Leia, Ouça, veja, mas sobretudo, pense. Agostinho da silva.
1. Leia, Ouça, Veja, mas sobretudo, Pense
Se grandes invenções ou descobertas, como o fogo, a roda ou a alavanca, se fizeram antes que o homem fosse,
historicamente, capaz de escrever, também se põe como fora de dúvida que mais rapidamente se avançou quando
foi possível fixar inteligência em escrita, quando o saber se pôde transmitir com maior fidelidade do que oralmente,
quando biblioteca, em qualquer forma, foi testamento do passado e base de arranque para o futuro. A livro se veio
juntar arquivo, para o que mais ligeiro se afigurava; e fora de bibliotecas ou arquivos ficaram os milhões de páginas
de discorrer ou emoção humana que mais ligeiras pareceram ainda, ou menos duradouras.

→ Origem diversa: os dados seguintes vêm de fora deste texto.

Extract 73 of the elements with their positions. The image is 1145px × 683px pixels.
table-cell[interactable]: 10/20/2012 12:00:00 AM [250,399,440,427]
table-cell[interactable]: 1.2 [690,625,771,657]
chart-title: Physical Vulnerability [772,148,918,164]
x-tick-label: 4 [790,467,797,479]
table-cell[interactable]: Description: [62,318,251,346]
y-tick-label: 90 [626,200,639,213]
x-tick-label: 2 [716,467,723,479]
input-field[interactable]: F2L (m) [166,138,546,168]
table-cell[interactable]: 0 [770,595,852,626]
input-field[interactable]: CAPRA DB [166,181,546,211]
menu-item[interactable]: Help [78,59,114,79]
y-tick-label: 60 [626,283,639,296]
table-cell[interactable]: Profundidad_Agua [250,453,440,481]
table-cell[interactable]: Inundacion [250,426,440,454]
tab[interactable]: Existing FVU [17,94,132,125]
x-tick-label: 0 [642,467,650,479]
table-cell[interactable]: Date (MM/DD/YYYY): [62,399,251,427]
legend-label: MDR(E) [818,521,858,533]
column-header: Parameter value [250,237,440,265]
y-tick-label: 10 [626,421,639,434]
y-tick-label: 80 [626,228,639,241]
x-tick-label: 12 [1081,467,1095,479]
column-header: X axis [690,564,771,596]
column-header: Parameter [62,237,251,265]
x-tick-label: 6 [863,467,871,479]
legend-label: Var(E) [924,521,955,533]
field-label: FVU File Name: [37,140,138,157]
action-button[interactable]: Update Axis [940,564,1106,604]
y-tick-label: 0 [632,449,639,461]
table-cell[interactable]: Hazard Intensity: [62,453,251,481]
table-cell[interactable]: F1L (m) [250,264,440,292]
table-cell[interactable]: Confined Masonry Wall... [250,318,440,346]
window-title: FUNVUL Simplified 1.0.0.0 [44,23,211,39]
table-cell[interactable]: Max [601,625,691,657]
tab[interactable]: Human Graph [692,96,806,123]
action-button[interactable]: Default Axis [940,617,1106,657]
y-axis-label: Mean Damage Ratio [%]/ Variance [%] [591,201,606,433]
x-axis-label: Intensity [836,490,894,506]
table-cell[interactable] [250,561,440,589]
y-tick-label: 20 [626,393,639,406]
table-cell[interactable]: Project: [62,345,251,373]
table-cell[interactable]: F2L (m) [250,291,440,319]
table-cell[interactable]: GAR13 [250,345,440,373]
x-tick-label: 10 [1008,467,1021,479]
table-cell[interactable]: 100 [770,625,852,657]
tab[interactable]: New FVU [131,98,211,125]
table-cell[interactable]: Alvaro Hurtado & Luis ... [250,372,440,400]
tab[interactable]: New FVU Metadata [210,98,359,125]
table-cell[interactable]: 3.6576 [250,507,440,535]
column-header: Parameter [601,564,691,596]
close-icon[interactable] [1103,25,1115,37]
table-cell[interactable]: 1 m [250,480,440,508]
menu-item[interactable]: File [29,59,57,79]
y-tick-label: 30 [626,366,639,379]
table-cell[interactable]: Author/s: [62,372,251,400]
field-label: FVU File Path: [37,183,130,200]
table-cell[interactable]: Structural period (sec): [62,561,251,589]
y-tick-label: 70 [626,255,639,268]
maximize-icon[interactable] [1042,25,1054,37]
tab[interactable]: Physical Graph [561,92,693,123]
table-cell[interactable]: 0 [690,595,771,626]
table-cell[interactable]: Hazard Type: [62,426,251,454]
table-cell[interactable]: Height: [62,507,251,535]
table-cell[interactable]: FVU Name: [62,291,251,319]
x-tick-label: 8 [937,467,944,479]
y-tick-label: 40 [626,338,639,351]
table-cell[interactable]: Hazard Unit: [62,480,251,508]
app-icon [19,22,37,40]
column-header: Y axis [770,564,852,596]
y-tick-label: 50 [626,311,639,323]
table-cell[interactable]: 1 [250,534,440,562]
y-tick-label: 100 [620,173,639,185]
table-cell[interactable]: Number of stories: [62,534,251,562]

Escrevendo ou lendo
nos unimos para além do tempo e do espaço, e os limitados braços se põem a abraçar o mundo; a riqueza de outros
nos enriquece a nós. Leia.
Milhões de homens, porém, no mundo actual estão incapacitados de escrever e de ler, muito menos porque faltam
métodos e meios do que incitamento que os levante acima do seu tão difícil quotidiano e vontade de quem mais
pode de que seus reais irmãos mais dependam de si próprios do que de exteriores e quase sempre enganadoras
salvações. Mais se comunica falando do que de qualquer outra forma; o que nos dizem muitas vezes nos parece
de nenhuma importância, mas talvez tenha havido uma falha na atitude de escutar do que no conteúdo do que se
disse; porventura a palavra-chave estava aí, mas estávamos distraídos, ou ansiosos por nós próprios falarmos; e no
vento fugiu, a outros ouvidos ou a nenhuns. Ouça.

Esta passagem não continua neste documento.